Tens, meu Astianax, de acompanhar-me,
Sob um cruel senhor escravo indigno;
Ou ser de horrível torre despenhado
Por Graio a cujo irmão, genitor, prole,
Fez morder a poeira em cem batalhas
Teu valoroso pai, na guerra acerbo:
É por isso que o povo inteiro o chora.
Dos parentes, Heitor, é grave a pena;
Mas a dor que me punge é inda mais crua.
Ah! moribundo a mão nem me estendeste,
Nem adeus me disseste e os bons conselhos,
Que dia e noite em pranto eu recordasse!”

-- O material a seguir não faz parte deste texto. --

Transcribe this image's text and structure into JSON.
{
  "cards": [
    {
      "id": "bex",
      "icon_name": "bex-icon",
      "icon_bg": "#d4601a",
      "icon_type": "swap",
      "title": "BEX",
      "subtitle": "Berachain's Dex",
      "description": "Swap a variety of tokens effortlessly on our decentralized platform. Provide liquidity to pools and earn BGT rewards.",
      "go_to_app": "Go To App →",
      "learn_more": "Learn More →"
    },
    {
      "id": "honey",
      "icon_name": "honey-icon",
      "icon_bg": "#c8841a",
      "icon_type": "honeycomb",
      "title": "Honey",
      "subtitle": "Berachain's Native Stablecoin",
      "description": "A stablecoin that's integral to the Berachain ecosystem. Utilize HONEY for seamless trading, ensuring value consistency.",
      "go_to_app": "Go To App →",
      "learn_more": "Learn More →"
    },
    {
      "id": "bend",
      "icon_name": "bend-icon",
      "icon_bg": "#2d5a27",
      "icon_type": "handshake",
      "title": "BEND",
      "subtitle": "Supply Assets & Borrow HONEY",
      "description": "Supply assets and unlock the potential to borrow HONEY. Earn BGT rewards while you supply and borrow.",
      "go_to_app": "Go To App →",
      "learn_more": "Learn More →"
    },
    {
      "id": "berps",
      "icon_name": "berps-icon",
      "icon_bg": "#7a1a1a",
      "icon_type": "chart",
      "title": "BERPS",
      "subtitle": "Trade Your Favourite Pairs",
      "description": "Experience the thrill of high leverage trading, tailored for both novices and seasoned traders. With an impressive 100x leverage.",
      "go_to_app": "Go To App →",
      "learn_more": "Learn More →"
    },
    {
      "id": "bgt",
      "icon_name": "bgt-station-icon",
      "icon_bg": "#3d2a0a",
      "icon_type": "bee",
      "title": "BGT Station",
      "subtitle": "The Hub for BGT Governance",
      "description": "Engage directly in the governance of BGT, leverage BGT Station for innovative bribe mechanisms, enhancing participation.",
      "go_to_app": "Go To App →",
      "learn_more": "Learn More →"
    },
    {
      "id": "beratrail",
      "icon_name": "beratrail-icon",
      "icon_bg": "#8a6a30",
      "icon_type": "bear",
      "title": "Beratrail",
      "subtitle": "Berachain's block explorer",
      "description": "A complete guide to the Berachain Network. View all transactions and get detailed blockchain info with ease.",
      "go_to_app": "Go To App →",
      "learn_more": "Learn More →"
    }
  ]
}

O lamento femíneo então redobra,
E Hécuba em ais prorrompe: “Heitor, meu filho
O mais amado, em vivo aceito aos numes,
És seu valido em morto. Os mais Aquiles
Tomados os vendia além dos mares,
Em Samos, Imbro, em Lemnos de árduo porto:
A ti, cortada a vida a brônzeo gume,
Te rojou pela campa de Patroclo,
Se do inferno evocá-lo a que o mandaste;
Mas fresco e belo estás, como a quem Febo
Do arco argênteo vibrou rápida seta.”
Exaspera-se o luto, e Helena exclama:
“Heitor, ó meu cunhado e o mais querido,
Pois, consorte me trouxe o divo Páris,
E oxalá que primeiro eu perecesse!
Quase há vinte anos sou da pátria ausente,
Nunca te ouvi dictério e um só remoque;
E, se irmã tua ou cunhada minha,
Irmão teu, minha sogra (pois no sogro
Meigo pai sempre encontro) me increpava,
Manso e humano e indulgente o coibias.
Choro-te pois e a mim, que, odiosa a todos,
Não tenho quem me ampare e me perdoe.”
Seu suspirar maior tristeza infunde;
E ao povo imenso Príamo: “Troianos,
Ide, lenhai, sem susto de emboscada;
Que, ao despedir-me, Aquiles prometeu-me
Só na dozena aurora o saltear-nos.”
Ligam presto às carroças bois e mulos,
Juntam-se ante a muralha. Ingentes cargas
De lenha acarretando nove dias,
Ao décimo entre lágrimas levantam,
E no cimo da pira Heitor colocam,
E ateiam fogo. A dedirrósea Aurora
Veio raiando, e a gente refervia.
Depois que em roxo vinho apagam todos
Em roda a chama, seus irmãos e amigos,
De arroios d’água as faces alagadas,
Em urna de ouro os brancos ossos colhem,
De finos mantos carmesins coberta,
Na cova a metem, que por cima forram
De grossas lajes. Do sepulcro ereto
Em roda há sentinelas, que previnam
Dos de greva louçã qualquer ataque.
Já tumulado, aos paços reverteram,
Onde Príamo rei, de Jove aluno,
Lhes deu funéreo esplêndido convívio.
Heitor doma-corcéis tais honras teve.